# combustible concealed space sprinklers



## cda (Aug 11, 2011)

Apparently someone has been doing some testing and came up with another sprinkler head, and somewhat of a code section to match it.

Just wondering if anyone has run into a system with these heads.::

http://www.vikinggroupinc.com/databook/sprinklers/special/110503.pdf

http://www.tyco-fire.com/TFP_common/CC1-2.pdf

if the head is used a draft curtain is required::

"""" Draft curtains or heat collection baffles or solid walls are required using wood or other product that will not allow heat to escape. The maximum detection space shall be limited to 1000 sq ft (93 sq m). The draft curtain is required to protrude down from the top deck surface as specified herein. """"""""

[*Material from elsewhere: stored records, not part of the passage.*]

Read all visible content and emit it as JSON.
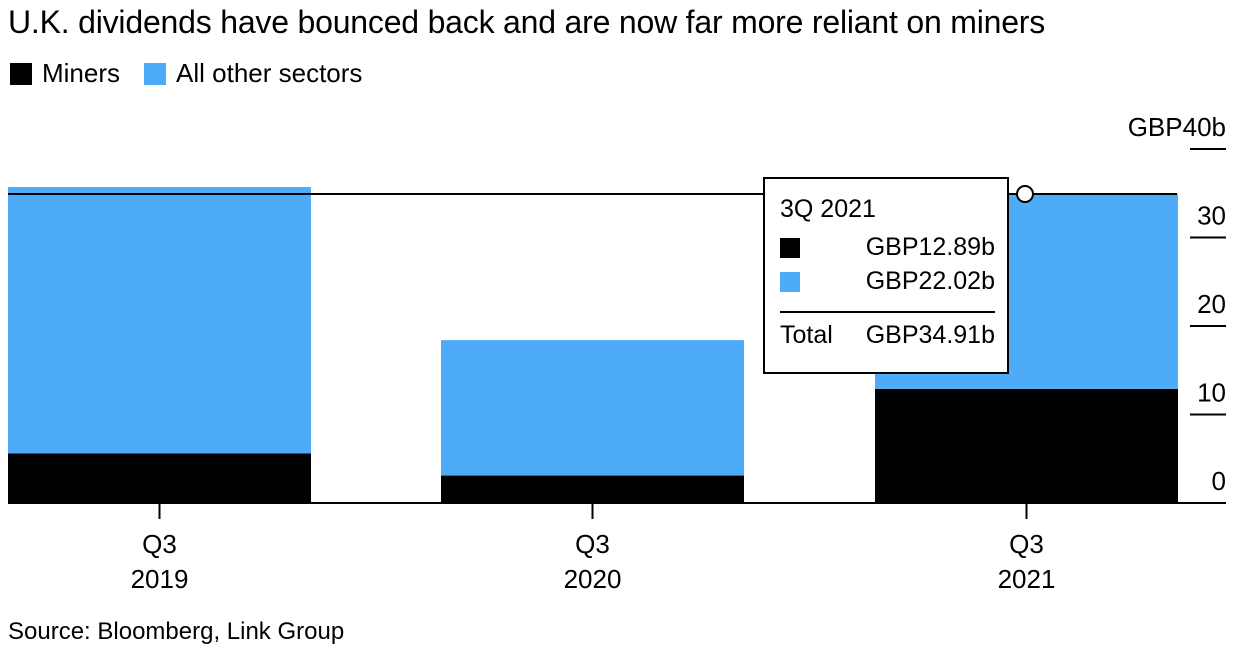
{
  "title": "U.K. dividends have bounced back and are now far more reliant on miners",
  "legend": [
    {
      "label": "Miners",
      "color": "#000000"
    },
    {
      "label": "All other sectors",
      "color": "#4dabf7"
    }
  ],
  "source": "Source: Bloomberg, Link Group",
  "chart_data": {
    "type": "bar",
    "stacked": true,
    "title": "U.K. dividends have bounced back and are now far more reliant on miners",
    "categories": [
      {
        "line1": "Q3",
        "line2": "2019"
      },
      {
        "line1": "Q3",
        "line2": "2020"
      },
      {
        "line1": "Q3",
        "line2": "2021"
      }
    ],
    "series": [
      {
        "name": "Miners",
        "color": "#000000",
        "values": [
          5.6,
          3.1,
          12.89
        ]
      },
      {
        "name": "All other sectors",
        "color": "#4dabf7",
        "values": [
          30.1,
          15.3,
          22.02
        ]
      }
    ],
    "ylim": [
      0,
      40
    ],
    "yticks": [
      {
        "value": 0,
        "label": "0"
      },
      {
        "value": 10,
        "label": "10"
      },
      {
        "value": 20,
        "label": "20"
      },
      {
        "value": 30,
        "label": "30"
      },
      {
        "value": 40,
        "label": "GBP40b"
      }
    ],
    "reference_line": 34.91,
    "xlabel": "",
    "ylabel": ""
  },
  "tooltip": {
    "title": "3Q 2021",
    "rows": [
      {
        "color": "#000000",
        "value": "GBP12.89b"
      },
      {
        "color": "#4dabf7",
        "value": "GBP22.02b"
      }
    ],
    "total_label": "Total",
    "total_value": "GBP34.91b"
  }
}
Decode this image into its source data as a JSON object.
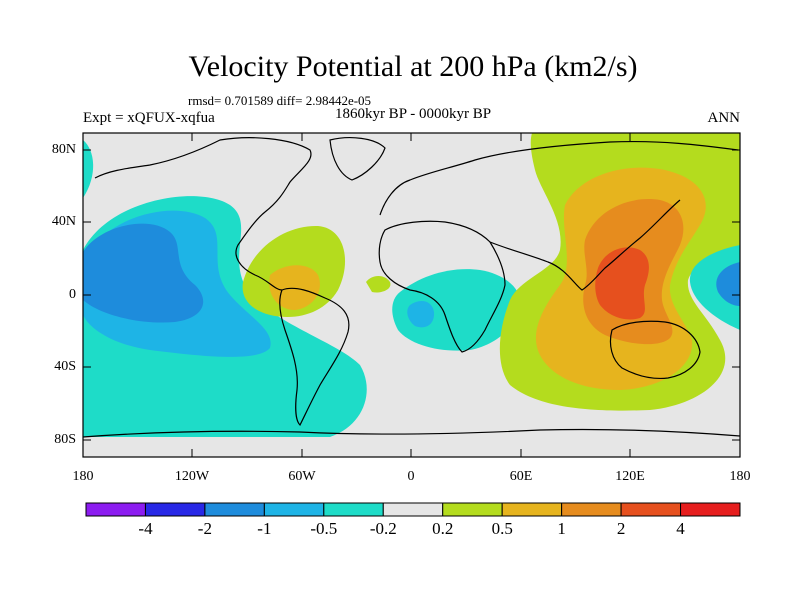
{
  "title": "Velocity Potential at 200 hPa (km2/s)",
  "stats": "rmsd= 0.701589 diff= 2.98442e-05",
  "experiment": "Expt = xQFUX-xqfua",
  "period": "1860kyr BP - 0000kyr BP",
  "season": "ANN",
  "map": {
    "lat_labels": [
      "80N",
      "40N",
      "0",
      "40S",
      "80S"
    ],
    "lon_labels": [
      "180",
      "120W",
      "60W",
      "0",
      "60E",
      "120E",
      "180"
    ]
  },
  "colorbar": {
    "colors": [
      "#8c1cf0",
      "#2828e6",
      "#1e8cdc",
      "#1eb4e6",
      "#1edcc8",
      "#e6e6e6",
      "#b4dc1e",
      "#e6b41e",
      "#e68c1e",
      "#e6501e",
      "#e61e1e"
    ],
    "labels": [
      "-4",
      "-2",
      "-1",
      "-0.5",
      "-0.2",
      "0.2",
      "0.5",
      "1",
      "2",
      "4"
    ]
  }
}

and the section of nfpa 13 2010:

2nd:"8.15.1.6 Sprinklers used in horizontal combustible concealedspaces (with a slope not exceeding 2 in 12) with combustiblewood truss or wood joist construction having a combustibleupper surface and where the depth of the space is lessthan 36 in. (914 mm) from deck to deck or with double woodjoist construction with a maximum of 36 in. (914 mm) betweenthe top of the bottom joist and the bottom of the upperjoist shall be listed for such use."

              """""" shall be listed for such use """"""""


----------



## cda (Aug 14, 2011)

Anyone seen these heads used????


----------



## JustReid (Aug 15, 2011)

I had not seen these heads yet.

Where is the draft curtain reference coming from? What (if any) issues are you seeing with them? (Other than another specialty head that probably costs more).

I imagine one of the big issues would be installers (and potentially plancheckers) missing this new requirement and maybe finding it during inspection.


----------



## cda (Aug 15, 2011)

It is a requirement as part of the listing and found in the sprinkler head spec sheet

This has been a requirement of nfpa 13 since 2002

Just found out about it


----------



## RBK (Aug 15, 2011)

I see them quite often.  They have been around at least 10 years, though the UL listings have been through some revisions.  I think the justification behind the NFPA 13 section was that they are more effective at protecting those type of spaces, partly because they are closer to the fire (max spacing is 12', instead of 15').  But I'm sure it didn't hurt that manufacturers have members on the committee and a code requirement certainly helps sell the sprinklers.  One of the benefits is that they can be used with CPVC piping in some situations.  Material costs are higher, but labor savings can often more than makes up the difference.


----------